Тогда верховный жрец стал петь ритуальную песню, и из земли появились четыре холма. Люди и животные стали танцевать вокруг них, и холмы стали расти, пока не доросли до неба. По ним люди и животные поднялись на небо - и нашли там новую Землю - с новой Луной и новым Солнцем. На этой новой Земле мы и живем сегодня.

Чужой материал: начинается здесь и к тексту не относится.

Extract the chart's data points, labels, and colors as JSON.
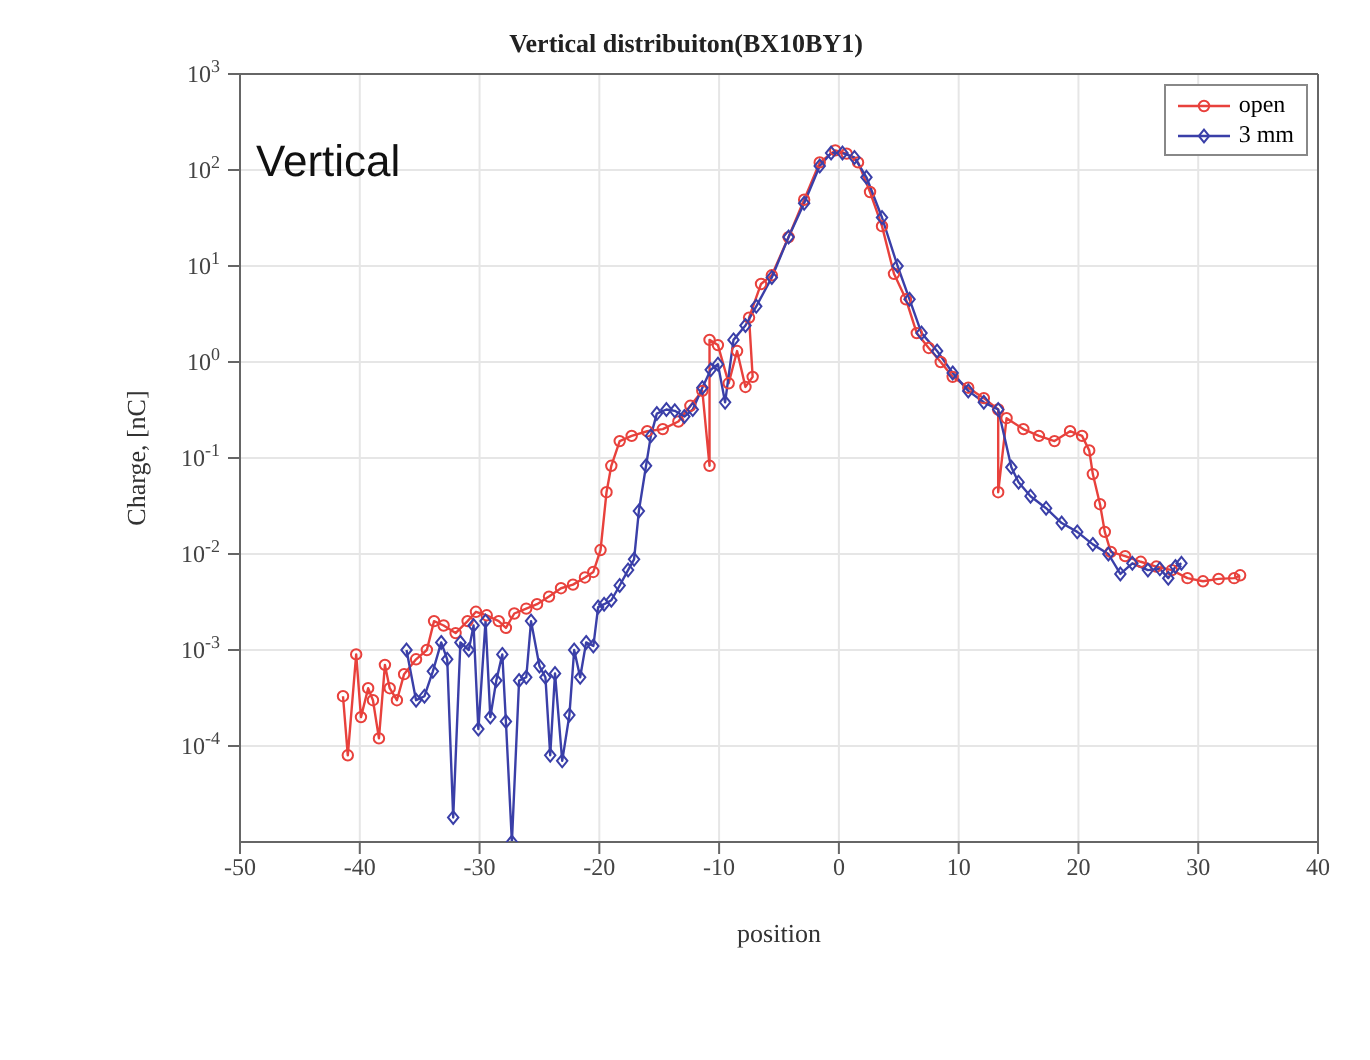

А прежний (родной!) мир утерян нами безвозвратно. Мы можем сколь угодно сильно желать вернуть юность или детство (в предельном случае это мечта о возврате в утробу матери), но нам не дано вернуться на Родину; мы - вечные изгнанники. Мы привыкаем к своему новому миру, чтобы тут же его потерять. Потому что мир (как учит нас Хайдеггер) - не совокупность наличных вещей, независимых от человека. Мир есть условие допущения сущему встретиться бытийным способом имения-дела. Именно разомкнутость (понимание) значимости (взаимосвязи) всей целостности отсыланий (отношений «для-того-чтобы») и делает возможным такую встречность внутримирного сущего. Можно сказать, что мир обусловлен нашим пониманием отношений между переживаемыми феноменами. И этот мир рушится с каждым возрастным кризисом. Мы покидаем гибнущие миры ради новых, а мифология и психоанализ учат нас - смотреть вперед и не жалеть о былом.